Weigert’s Calamity Jane stole many scenes -- and hearts -- over the series’ three seasons, and she has quietly done the same in a number of acclaimed movies, disappearing into roles in Steven Soderbergh’s exercise in period filmmaking “The Good German,” Charlie Kaufman’s melancholy mind-bender “Synecdoche” before breaking out again in the lesbian drama “Concussion.”
As Al Swearengen’s Number Two, Dan, Brown was forced to tackle some tough challenges, but he’d already proven himself more than capable in a variety of movie and TV roles, perhaps most notably playing Warren, the disabled brother of Cameron Diaz’ Mary in the Farrelly brothers’ raunchy but as always surprisingly sweet 1998 comedy.

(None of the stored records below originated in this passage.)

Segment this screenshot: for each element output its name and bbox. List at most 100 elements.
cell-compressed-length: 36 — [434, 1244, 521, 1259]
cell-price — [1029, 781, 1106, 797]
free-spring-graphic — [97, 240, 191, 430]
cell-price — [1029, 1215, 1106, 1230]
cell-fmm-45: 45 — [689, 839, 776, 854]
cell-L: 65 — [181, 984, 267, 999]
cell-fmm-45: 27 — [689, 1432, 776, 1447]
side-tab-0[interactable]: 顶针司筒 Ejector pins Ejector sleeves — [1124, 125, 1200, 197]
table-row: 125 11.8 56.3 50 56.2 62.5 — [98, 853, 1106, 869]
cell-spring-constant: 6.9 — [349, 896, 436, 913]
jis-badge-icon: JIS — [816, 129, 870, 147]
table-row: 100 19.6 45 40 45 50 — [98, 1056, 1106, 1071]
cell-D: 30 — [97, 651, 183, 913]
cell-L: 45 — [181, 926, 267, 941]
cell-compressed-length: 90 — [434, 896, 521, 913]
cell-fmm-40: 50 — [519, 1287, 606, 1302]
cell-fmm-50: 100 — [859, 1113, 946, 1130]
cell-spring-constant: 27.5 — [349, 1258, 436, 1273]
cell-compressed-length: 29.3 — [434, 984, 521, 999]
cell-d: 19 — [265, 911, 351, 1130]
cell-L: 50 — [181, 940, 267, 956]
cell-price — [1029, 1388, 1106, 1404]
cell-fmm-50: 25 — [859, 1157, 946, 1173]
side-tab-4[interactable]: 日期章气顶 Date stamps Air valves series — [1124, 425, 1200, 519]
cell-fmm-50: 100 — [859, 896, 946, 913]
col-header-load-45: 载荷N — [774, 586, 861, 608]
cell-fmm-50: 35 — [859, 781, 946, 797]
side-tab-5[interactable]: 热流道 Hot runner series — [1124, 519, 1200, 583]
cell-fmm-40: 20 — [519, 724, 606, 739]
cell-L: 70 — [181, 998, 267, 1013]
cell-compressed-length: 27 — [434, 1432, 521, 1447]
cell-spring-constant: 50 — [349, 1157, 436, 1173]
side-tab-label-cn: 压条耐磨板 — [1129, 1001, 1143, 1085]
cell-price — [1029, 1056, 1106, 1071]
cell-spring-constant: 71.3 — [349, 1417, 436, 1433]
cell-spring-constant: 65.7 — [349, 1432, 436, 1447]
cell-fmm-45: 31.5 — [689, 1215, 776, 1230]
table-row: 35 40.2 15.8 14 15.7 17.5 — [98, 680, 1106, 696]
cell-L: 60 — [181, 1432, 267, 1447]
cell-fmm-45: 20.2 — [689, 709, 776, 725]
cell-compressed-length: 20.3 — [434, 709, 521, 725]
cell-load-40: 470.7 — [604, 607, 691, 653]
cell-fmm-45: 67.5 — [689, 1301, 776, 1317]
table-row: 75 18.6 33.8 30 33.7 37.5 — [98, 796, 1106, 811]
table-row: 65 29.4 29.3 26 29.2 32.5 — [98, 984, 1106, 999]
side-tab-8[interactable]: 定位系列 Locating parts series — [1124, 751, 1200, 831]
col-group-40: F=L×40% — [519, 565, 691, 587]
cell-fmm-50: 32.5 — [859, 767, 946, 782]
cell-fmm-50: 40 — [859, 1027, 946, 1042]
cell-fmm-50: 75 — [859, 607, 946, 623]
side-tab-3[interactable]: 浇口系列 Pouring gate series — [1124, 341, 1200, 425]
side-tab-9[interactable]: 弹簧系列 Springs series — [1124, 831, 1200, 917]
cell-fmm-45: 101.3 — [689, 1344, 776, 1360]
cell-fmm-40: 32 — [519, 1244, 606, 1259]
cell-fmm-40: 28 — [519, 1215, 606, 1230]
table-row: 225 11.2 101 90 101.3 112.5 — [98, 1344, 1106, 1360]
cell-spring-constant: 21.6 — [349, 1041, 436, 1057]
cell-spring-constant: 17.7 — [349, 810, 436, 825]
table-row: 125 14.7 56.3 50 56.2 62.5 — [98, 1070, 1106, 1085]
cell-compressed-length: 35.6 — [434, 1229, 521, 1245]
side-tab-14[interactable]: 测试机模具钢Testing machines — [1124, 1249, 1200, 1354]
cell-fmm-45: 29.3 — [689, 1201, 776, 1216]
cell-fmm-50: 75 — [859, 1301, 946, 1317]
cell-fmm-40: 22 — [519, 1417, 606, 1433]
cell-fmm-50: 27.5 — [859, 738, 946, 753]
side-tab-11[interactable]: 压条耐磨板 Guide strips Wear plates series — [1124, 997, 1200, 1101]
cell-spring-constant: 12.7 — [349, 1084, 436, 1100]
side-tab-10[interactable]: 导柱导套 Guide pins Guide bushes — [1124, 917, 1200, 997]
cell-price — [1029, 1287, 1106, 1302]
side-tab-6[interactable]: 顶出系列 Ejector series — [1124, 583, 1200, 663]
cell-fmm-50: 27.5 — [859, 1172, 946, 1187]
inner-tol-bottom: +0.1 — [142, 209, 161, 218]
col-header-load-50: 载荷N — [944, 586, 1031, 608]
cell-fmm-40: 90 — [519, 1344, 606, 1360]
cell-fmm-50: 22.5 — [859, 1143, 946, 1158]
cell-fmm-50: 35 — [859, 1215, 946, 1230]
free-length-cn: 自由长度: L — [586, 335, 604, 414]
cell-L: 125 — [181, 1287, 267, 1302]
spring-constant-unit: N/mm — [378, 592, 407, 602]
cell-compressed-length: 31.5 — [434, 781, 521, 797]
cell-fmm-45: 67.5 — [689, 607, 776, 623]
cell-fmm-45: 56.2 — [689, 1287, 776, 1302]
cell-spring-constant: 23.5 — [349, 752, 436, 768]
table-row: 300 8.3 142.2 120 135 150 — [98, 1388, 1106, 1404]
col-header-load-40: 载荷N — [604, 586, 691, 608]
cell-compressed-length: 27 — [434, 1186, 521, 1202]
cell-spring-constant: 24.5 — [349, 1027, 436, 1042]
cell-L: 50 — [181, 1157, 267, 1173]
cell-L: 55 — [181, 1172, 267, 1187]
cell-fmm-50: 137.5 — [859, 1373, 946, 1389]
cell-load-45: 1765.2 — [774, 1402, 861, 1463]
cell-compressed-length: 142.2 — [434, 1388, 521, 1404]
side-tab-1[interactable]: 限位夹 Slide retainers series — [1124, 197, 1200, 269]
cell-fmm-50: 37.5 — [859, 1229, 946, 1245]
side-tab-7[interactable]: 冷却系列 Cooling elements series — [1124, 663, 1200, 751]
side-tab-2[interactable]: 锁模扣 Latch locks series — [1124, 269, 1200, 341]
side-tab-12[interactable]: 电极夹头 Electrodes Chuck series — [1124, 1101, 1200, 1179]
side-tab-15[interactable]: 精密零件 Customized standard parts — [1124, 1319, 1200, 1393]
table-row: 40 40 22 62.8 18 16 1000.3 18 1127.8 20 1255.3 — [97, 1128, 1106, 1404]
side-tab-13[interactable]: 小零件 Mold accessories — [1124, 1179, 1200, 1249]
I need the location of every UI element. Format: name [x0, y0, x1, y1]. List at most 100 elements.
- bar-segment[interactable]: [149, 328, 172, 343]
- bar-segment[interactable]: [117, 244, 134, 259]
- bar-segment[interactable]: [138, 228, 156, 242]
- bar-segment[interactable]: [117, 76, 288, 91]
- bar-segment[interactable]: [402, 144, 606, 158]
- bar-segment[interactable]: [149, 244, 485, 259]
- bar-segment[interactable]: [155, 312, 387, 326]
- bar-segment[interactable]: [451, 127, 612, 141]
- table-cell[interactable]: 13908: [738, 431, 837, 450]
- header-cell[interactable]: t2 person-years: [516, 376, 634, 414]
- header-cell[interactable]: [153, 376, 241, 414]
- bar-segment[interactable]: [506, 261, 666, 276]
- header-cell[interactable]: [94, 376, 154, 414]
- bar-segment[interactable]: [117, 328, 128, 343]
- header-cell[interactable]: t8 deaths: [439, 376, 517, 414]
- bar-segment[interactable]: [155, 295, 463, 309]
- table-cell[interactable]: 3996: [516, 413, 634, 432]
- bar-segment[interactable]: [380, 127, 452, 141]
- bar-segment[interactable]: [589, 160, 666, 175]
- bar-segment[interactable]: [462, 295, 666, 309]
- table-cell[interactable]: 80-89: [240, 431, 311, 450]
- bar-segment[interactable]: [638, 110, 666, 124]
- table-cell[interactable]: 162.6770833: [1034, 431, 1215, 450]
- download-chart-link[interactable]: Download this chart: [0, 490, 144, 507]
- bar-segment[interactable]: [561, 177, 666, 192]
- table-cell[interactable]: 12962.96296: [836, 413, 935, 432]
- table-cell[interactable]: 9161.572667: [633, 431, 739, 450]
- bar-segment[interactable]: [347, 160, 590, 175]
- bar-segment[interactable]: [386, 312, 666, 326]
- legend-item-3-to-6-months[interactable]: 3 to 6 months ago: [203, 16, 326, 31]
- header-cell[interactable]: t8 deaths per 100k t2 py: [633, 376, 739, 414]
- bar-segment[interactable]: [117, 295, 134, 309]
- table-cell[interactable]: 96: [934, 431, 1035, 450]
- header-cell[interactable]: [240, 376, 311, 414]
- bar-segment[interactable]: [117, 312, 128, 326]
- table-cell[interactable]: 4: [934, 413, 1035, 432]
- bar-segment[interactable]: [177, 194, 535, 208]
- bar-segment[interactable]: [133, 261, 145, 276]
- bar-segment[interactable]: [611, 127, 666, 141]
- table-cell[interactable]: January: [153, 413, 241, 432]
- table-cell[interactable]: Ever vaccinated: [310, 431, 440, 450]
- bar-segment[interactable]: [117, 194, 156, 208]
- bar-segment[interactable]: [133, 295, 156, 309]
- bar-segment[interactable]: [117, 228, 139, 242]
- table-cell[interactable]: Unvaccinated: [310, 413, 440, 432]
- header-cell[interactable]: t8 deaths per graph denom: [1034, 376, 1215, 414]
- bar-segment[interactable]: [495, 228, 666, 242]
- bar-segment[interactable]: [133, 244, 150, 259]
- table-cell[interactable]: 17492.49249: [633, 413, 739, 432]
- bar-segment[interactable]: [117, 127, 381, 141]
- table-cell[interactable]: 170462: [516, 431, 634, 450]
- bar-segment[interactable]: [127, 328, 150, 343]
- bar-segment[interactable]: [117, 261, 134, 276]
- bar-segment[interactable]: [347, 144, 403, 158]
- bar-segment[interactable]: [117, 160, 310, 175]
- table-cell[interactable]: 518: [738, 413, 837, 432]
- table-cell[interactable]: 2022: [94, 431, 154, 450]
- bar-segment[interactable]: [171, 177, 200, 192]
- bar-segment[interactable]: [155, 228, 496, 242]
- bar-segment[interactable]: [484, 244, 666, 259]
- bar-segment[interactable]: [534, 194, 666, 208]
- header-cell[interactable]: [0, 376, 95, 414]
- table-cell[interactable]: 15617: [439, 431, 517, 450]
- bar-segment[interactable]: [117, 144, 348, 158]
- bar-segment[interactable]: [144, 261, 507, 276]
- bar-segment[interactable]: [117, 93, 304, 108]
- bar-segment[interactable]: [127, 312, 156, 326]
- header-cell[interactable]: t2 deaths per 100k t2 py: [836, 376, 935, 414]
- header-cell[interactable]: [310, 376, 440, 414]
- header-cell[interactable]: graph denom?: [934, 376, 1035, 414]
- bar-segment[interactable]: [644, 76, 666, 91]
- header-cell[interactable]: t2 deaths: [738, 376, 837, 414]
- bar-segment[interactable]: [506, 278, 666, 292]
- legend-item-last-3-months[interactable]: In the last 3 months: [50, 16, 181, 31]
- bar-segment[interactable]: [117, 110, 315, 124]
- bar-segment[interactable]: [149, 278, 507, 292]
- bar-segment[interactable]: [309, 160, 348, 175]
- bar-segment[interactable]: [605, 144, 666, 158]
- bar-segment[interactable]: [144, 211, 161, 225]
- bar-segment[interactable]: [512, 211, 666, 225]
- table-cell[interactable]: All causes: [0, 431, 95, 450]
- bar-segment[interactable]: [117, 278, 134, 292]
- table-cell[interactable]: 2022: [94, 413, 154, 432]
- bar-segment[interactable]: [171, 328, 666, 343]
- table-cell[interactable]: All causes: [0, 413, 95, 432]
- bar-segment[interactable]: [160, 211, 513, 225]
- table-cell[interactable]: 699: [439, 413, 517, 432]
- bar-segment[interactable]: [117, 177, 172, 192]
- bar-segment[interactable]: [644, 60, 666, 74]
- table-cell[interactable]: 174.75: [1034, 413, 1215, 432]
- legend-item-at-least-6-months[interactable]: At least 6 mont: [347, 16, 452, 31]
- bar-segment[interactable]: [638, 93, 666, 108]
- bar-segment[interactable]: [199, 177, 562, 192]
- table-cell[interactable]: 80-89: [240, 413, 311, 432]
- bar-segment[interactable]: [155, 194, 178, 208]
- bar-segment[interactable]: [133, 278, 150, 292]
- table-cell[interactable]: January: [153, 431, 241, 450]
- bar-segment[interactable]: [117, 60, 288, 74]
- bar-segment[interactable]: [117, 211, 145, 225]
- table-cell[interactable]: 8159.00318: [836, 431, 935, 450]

More than two decades before playing the Grand Hotel’s oily, scheming proprietor E.B. Farnum, Sanderson became known to moviegoers as the tender, troubled inventor J.F. Sebastian in Ridley Scott’s groundbreaking sci-fi classic, and then pulled a 180 in more than 90 episodes of the sitcom “Newhart” playing Larry, the dimwitted brother to two Darryls.
Kim Dickens is one of Hollywood’s most reliable character actors, appearing in films and television roles with equal ease and skill. For David Fincher, she played a doubtful detective searching for clues in the disappearance of Nick Dunne’s wife Amy before winning acclaim in not one but two popular television series, “House of Cards” and “Fear the Walking Dead.”
Ricky Jay’s pedigree as one of David Mamet’s regular played made him ideal for the role of a smart-talking card sharp and hustler in “Deadwood,” but he had already convincingly played a con artist in Mamet’s breakthrough film “House of Games,” and delivered a decidedly more avuncular performance as Jack Horner’s unflappable cinematographer in Paul Thomas Anderson’s ode to the 1970s porn industry “Boogie Nights.”
Few actors got a bigger bounce from “Deadwood” than Dillahunt, who was so good that Milch killed him off and then brought him back in another role. Just a year after the show ended he delivered memorable turns for both the Coen brothers and Andrew Dominik in two more Western-themed projects, then transitioned into a sitcom star with “Raising Hope” before delivering a powerful supporting performance as a dedicated but feckless driver in Steve McQueen’s feminist crime film “Widows.”